Interpreto’s modular framework promotes reproducible, scalable explainability research by standardizing the interface between attribution and mechanistic interpretability pipelines in transformer models. The ability to flexibly combine attribution-level and concept-level analyses enables fine-grained model audits, robust error analysis, and systematic evaluation of model internal representations. The explicit focus on quantitative metrics for faithfulness and stability sets a benchmark for explainability best practices. The open-source nature, lightweight extensibility, and interoperability with HuggingFace and PyTorch position Interpreto as an asset for practical deployment and academic research.

The theoretical implications are notable: by facilitating large-scale, post hoc concept extraction and interpretation, Interpreto potentially accelerates analysis of feature entanglement and abstraction in deep LLMs.
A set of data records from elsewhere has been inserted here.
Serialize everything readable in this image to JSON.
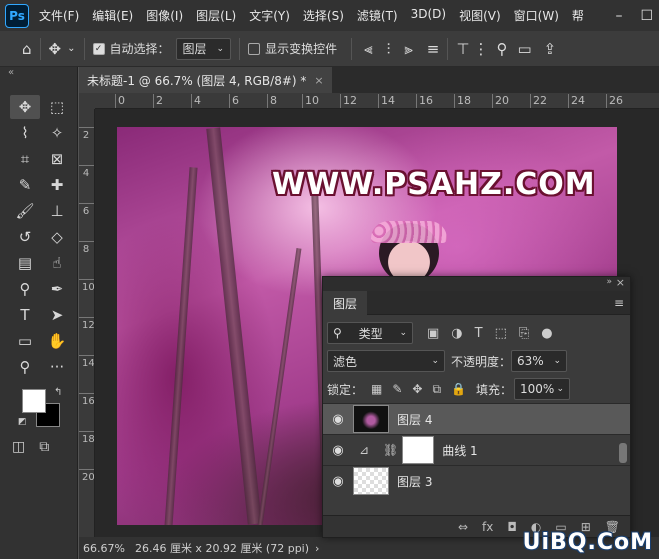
{
  "app": {
    "logo": "Ps",
    "menu": [
      "文件(F)",
      "编辑(E)",
      "图像(I)",
      "图层(L)",
      "文字(Y)",
      "选择(S)",
      "滤镜(T)",
      "3D(D)",
      "视图(V)",
      "窗口(W)",
      "帮"
    ],
    "win_controls": [
      "–",
      "☐"
    ]
  },
  "options": {
    "auto_select_label": "自动选择：",
    "auto_select_target": "图层",
    "transform_label": "显示变换控件"
  },
  "toolbar": {
    "collapse": "«",
    "tools": [
      {
        "icon": "move-icon",
        "glyph": "✥"
      },
      {
        "icon": "marquee-icon",
        "glyph": "⬚"
      },
      {
        "icon": "lasso-icon",
        "glyph": "⌇"
      },
      {
        "icon": "magic-wand-icon",
        "glyph": "✧"
      },
      {
        "icon": "crop-icon",
        "glyph": "⌗"
      },
      {
        "icon": "frame-icon",
        "glyph": "⊠"
      },
      {
        "icon": "eyedropper-icon",
        "glyph": "✎"
      },
      {
        "icon": "healing-icon",
        "glyph": "✚"
      },
      {
        "icon": "brush-icon",
        "glyph": "🖌"
      },
      {
        "icon": "stamp-icon",
        "glyph": "⊥"
      },
      {
        "icon": "history-brush-icon",
        "glyph": "↺"
      },
      {
        "icon": "eraser-icon",
        "glyph": "◇"
      },
      {
        "icon": "gradient-icon",
        "glyph": "▤"
      },
      {
        "icon": "smudge-icon",
        "glyph": "☝"
      },
      {
        "icon": "dodge-icon",
        "glyph": "⚲"
      },
      {
        "icon": "pen-icon",
        "glyph": "✒"
      },
      {
        "icon": "type-icon",
        "glyph": "T"
      },
      {
        "icon": "path-select-icon",
        "glyph": "➤"
      },
      {
        "icon": "rectangle-icon",
        "glyph": "▭"
      },
      {
        "icon": "hand-icon",
        "glyph": "✋"
      },
      {
        "icon": "zoom-icon",
        "glyph": "⚲"
      },
      {
        "icon": "more-icon",
        "glyph": "···"
      }
    ]
  },
  "document": {
    "tab_title": "未标题-1 @ 66.7% (图层 4, RGB/8#) *",
    "close": "×",
    "ruler_h": [
      "0",
      "2",
      "4",
      "6",
      "8",
      "10",
      "12",
      "14",
      "16",
      "18",
      "20",
      "22",
      "24",
      "26"
    ],
    "ruler_v": [
      "2",
      "4",
      "6",
      "8",
      "10",
      "12",
      "14",
      "16",
      "18",
      "20"
    ],
    "canvas_text": "WWW.PSAHZ.COM"
  },
  "status": {
    "zoom": "66.67%",
    "size": "26.46 厘米 x 20.92 厘米 (72 ppi)",
    "arrow": "›"
  },
  "layers": {
    "title": "图层",
    "filter_kind": "类型",
    "blend_mode": "滤色",
    "opacity_label": "不透明度：",
    "opacity_value": "63%",
    "lock_label": "锁定：",
    "fill_label": "填充：",
    "fill_value": "100%",
    "items": [
      {
        "name": "图层 4",
        "selected": true
      },
      {
        "name": "曲线 1",
        "selected": false
      },
      {
        "name": "图层 3",
        "selected": false
      }
    ],
    "footer": [
      "⇔",
      "fx",
      "◘",
      "◐",
      "▭",
      "⊞",
      "🗑"
    ]
  },
  "watermark": "UiBQ.CoM"
}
The tool can support empirical investigation of alignment, simulatability, and intervention, contributing foundational infrastructure to advancing safe and interpretable AI.

Conclusion

Interpreto establishes a comprehensive, extensible explainability toolkit for transformers, unifying attribution methods and concept-based pipelines for LLMs. By bridging practical usability with state-of-the-art mechanistic interpretability, it empowers data scientists and researchers to conduct robust, reproducible analysis of both classification and generation tasks. Ongoing development aims to expand the methodological depth and address emergent challenges in interpretable machine learning.